Perhaps no area of technology creates more excitement across corporate boardrooms than big data. The ability to use data in a systematic way to inform critical business decisions can provide a significant competitive edge in today’s fast-moving business environment.

Companies across all industries are exploring how data science can improve their operations and profitability. While this trend is not news, behind the headlines business and IT leaders are trying to manage a significant shift in the way data is being collected, analyzed, and reported. What was once a process managed by a select few data analysts, scientists, and engineers in a relatively closed environment, is now touched by everyone from salespeople, to marketers, to finance professionals. Automation and new sophisticated data collection and analysis tools are connecting what was once disparate information silos and integrating data science into every department’s decision-making process.

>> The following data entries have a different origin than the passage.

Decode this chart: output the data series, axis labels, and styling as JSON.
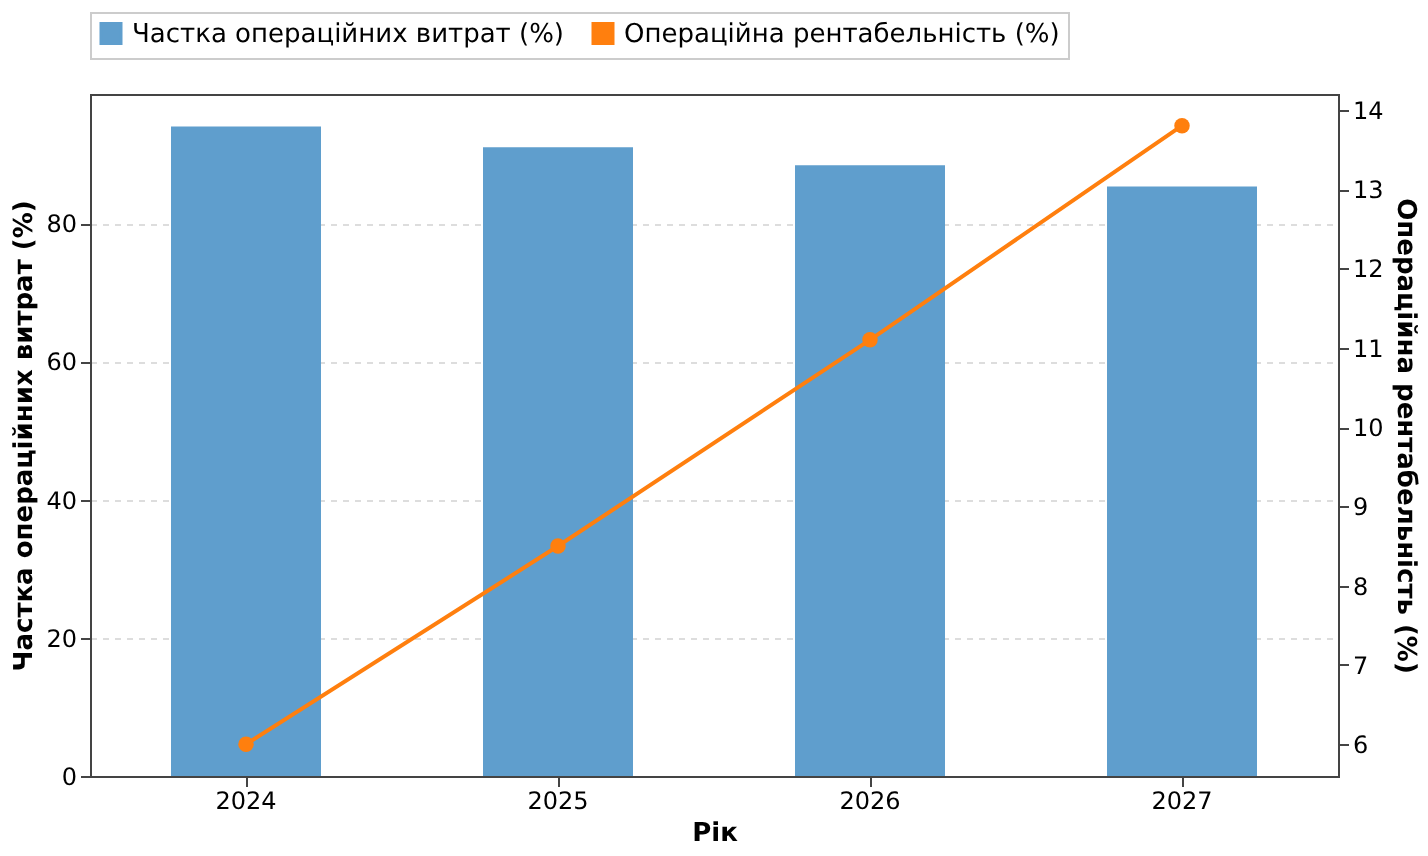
{
  "chart_data": {
    "type": "bar",
    "categories": [
      "2024",
      "2025",
      "2026",
      "2027"
    ],
    "xlabel": "Рік",
    "ylabel": "Частка операційних витрат (%)",
    "y2label": "Операційна рентабельність (%)",
    "series": [
      {
        "name": "Частка операційних витрат (%)",
        "color": "#5f9ecd",
        "values": [
          94,
          91,
          88.4,
          85.3
        ]
      },
      {
        "name": "Операційна рентабельність (%)",
        "type": "line",
        "axis": "y2",
        "color": "#ff7f0e",
        "values": [
          6.0,
          8.5,
          11.1,
          13.8
        ],
        "marker": "circle"
      }
    ],
    "ylim": [
      0,
      98.7
    ],
    "yticks": [
      0,
      20,
      40,
      60,
      80
    ],
    "y2lim": [
      5.6,
      14.2
    ],
    "y2ticks": [
      6,
      7,
      8,
      9,
      10,
      11,
      12,
      13,
      14
    ],
    "grid": "y",
    "legend": "top"
  }
}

This is an exciting time to be a part of the data science community, but forward-thinking organizations must also recognize that there is a shared responsibility to ensure data is being adequately protected and managed as it becomes more accessible, connected, and powerful. Data is valuable and could contain anything from credit card and banking details to personal health information, to confidential sales numbers and business performance metrics. Unauthorized usage or disclosure can result in trust-damaging breaches of personal customer information, illegal insider trading, or loss of intellectual property.

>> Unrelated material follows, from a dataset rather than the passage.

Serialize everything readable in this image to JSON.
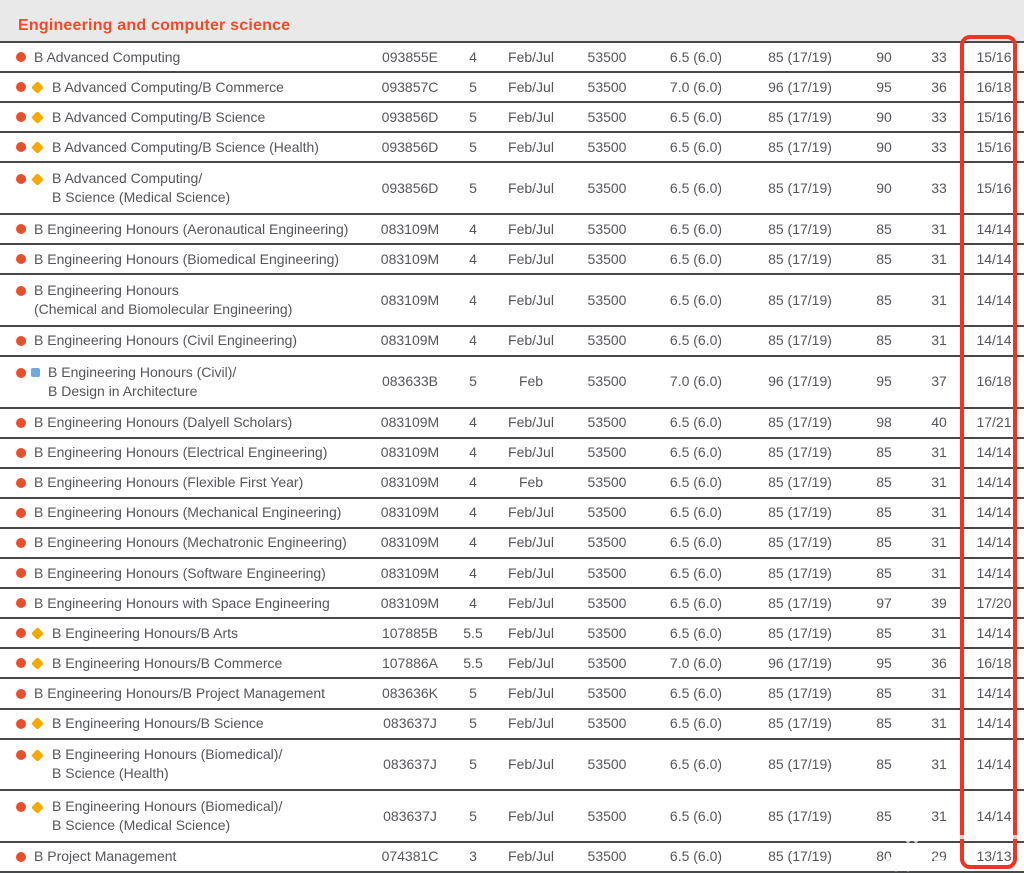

Given the high-value of data and its likelihood to be targeted, a thoughtful security approach should be a significant focus for all data-driven organizations. While many security activities will overlap with standard IT and application security practices, it is not enough to assume that existing practices offer adequate protection without a thorough understanding of how data is being gathered, accessed, and used.

In fact, securing big data in a data warehouse can present a significant challenge for organizations more traditionally focused on network security — in other words, protecting systems rather than the data they contain. This blog post examines the data science lifecycle and identifies the key security touchpoints along the process. It is not meant to be a comprehensive guide or to replace an organization’s current security practices. Rather, it can help IT security professionals examine how data is being used within their organization and identify any gaps in their cybersecurity policies and practices.

The Data Science Lifecycle

A thoughtful approach to data science security requires an understanding of how data is used across an organization. Mature organizations will have some form of data governance in place that outlines how it should be collected, shared, used, and retained. This can form the basis of the data science lifecycle. Security teams should review each phase of that lifecycle to determine whether existing security controls are being applied appropriately and where gaps may exist. In doing so, they can build a process-based approach to big data security that aligns controls with actual data usage, and eliminates gaps commonly seen with a network-centric approach.

A simplified data science lifecycle typically encompasses five phases, each of which will have unique security implications.

Data Touchpoints Graph

Collection: Are the appropriate legal, privacy, and compliance controls in place to empower the necessary employees to access data securely?

Example: Data Engineers have received privacy and data security training.
Preparation: Have you validated the data, labeled it effectively, and documented it as part of your data inventory?

Example: You have updated your Privacy Impact Assessment (PIA) to align with the organization’s EU General Data Privacy Regulation (GDPR) compliance processes.
Analysis: Do authorized employees know how to identify an outlier and how to report it?

Example: A free form field or unstructured data that should be encrypted is surfacing sensitive customer details in clear text and your analyst knows how to communicate and to whom.
Action/Insights: Are access and authorization controls adequate to manage the distribution of reports?
Monitoring: Have you deployed automation to analyze data activity across Collaboration Tools, Applications, APIs, and Services?

Example: The marketing team has enabled third-party plug-ins through click-through software agreements in the organization's Customer Relation Management software, but access has been granted to read-all data.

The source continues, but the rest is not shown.